5. Adverse reaction: Different from Herx, this is when you simply didn't react well to a new treatment. This can feel like anything, it just depends on the treatment and your body chemistry. Maybe you added a new supplement that started a reaction which stripped your body of another critical nutrient. If you're lucky, you can trace it back to a supplement you started the day before. But sometimes it can take months for your body's reserves of a particular nutrient to be depleted, and good luck tracing that back to its origin. I hope you like pouring through 86 page threads on Phoenix Rising, looking for a few nuggets of scientific truth among mountains of speculation. About half the new treatments I try end this way. For some people I know, it's more like 100%.
6. New symptom: Sometimes a new symptom just hits you out of the clear blue sky. You have no idea where it came from or why it chose that particular day to reveal itself. You know it's somehow related to ME/CFS because you never suffered such random attacks before ME/CFS. But you don't have the faintest clue how it fits into 'the big scheme of things.' You figure you won't even bother telling your doctor about this one because she won't have the faintest clue either. Sometimes it goes away in a few days, as mysteriously as it appeared. Sometimes it becomes a new recurring symptom and now it's not a crash anymore. Congratulations, it's your new baseline.
I'm sure that there are other types of crashes that I am forgetting, or that I haven't experienced...yet. I know others have spoken about stressful life events leading to crashes. I can't speak to that yet, but some day I just might. Hopefully not.
Of these six types of crashes, the only one that I feel I have the slightest modicum of control over is the first one: traditional post exertional malaise. To a lesser extent, I may have some control over 2 and 5, but I'm unwilling to stop tinkering with treatments and I'm not going to shut down all activity unless/until I ever get to the point where I'm housebound.

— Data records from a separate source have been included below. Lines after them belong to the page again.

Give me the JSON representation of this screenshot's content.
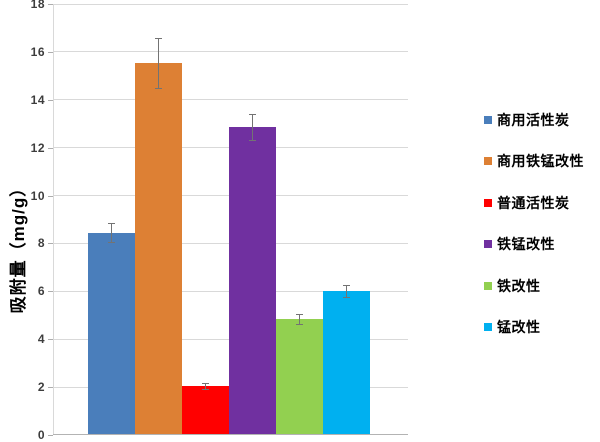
{
  "chart_data": {
    "type": "bar",
    "title": "",
    "xlabel": "",
    "ylabel": "吸附量（mg/g）",
    "ylim": [
      0,
      18
    ],
    "ytick_step": 2,
    "yticks": [
      0,
      2,
      4,
      6,
      8,
      10,
      12,
      14,
      16,
      18
    ],
    "grid": true,
    "legend_position": "right",
    "error_bars": true,
    "series": [
      {
        "name": "商用活性炭",
        "value": 8.45,
        "error": 0.4,
        "color": "#4A7EBB"
      },
      {
        "name": "商用铁锰改性",
        "value": 15.55,
        "error": 1.05,
        "color": "#DD8034"
      },
      {
        "name": "普通活性炭",
        "value": 2.05,
        "error": 0.12,
        "color": "#FF0000"
      },
      {
        "name": "铁锰改性",
        "value": 12.85,
        "error": 0.55,
        "color": "#7030A0"
      },
      {
        "name": "铁改性",
        "value": 4.85,
        "error": 0.2,
        "color": "#92D050"
      },
      {
        "name": "锰改性",
        "value": 6.0,
        "error": 0.25,
        "color": "#00B0F0"
      }
    ]
  },
  "colors": {
    "gridline": "#d9d9d9",
    "axis_x": "#b3b3b3",
    "axis_y": "#d9d9d9",
    "error_bar": "#737373",
    "tick_label": "#3d3d3d",
    "legend_text": "#000000",
    "background": "#ffffff"
  }
}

I'm usually pretty good at managing my lifestyle and avoiding PEM crashes, yet I still crash all the time. It's because there are still 5 other types of crashes waiting to come up on the ME/CFS wheel of fortune. For me, number 3 ("Bugs") is by far the most common type of crash I experience. So, like most of us, I do the best I can to minimize my chances of crashing while still accepting that most crashes are beyond my control. And somewhere in the margin are a handful of #1 & #2 crashes to whom I say: bring it on. It's worth it.